Lock files — Machine-generated dependency resolution output:
  • package-lock.json, yarn.lock, pnpm-lock.yaml
  • Gemfile.lock, poetry.lock, Pipfile.lock
  • composer.lock, Cargo.lock, go.sum
  • Any file ending in .lock
Build output — Compiled, minified, or bundled artifacts:
  • *.min.js, *.min.css, *.bundle.js, *.chunk.js
  • Files under node_modules/, dist/, or build/ directories
Generated code — Auto-generated source files:
  • Files under generated/ directories
  • Protocol buffer output (*.pb.go, *.pb.py)
  • Other generated patterns (*_generated.go, *.g.dart)
Other noise — Files that don’t represent meaningful code changes:
  • Compiled Python (*.pyc, __pycache__/)
  • Environment files (.env, .env.*)
  • Source maps (*.map)

Where Filtering Happens

Exclusion is applied in the pull_request_files model, which is the single data source feeding both:
  • AI complexity scoring via pull_requests_view
  • Rework analysis via pull_request_rework
File matching is case-insensitive and handles both root-level and nested paths.

AI Complexity Scoring

For each merged pull request, Bilanc sends the filtered diffs (with filename context) to an AI model that produces:
  • A complexity score for the overall PR
  • Categorization of the type of work (feature, bug fix, refactor, etc.)
  • A summary of the changes
The AI receives each file’s path alongside its diff, which helps it understand the context and purpose of changes.

Known Limitations

  • Bitbucket filenames: Bitbucket pull request files may not include filenames.
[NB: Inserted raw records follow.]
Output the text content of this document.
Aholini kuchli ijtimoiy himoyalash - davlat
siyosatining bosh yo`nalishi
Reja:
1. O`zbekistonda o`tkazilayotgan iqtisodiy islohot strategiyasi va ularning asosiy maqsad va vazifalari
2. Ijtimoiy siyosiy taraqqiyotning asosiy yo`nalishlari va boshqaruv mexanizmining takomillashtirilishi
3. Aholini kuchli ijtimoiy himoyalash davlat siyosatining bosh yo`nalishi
These files pass through unfiltered since we cannot match them against exclusion patterns.
  • Hardcoded list: The exclusion list is not currently configurable per organization. It covers common patterns but may not match every project’s generated files.
  • No weighting: Excluded files are fully removed from analysis, not downweighted. There is no partial credit for changes to semi-generated files.
File exclusion runs automatically on all code contributions with no configuration required. The exclusion list is maintained as part of the data pipeline and applies uniformly across all organizations.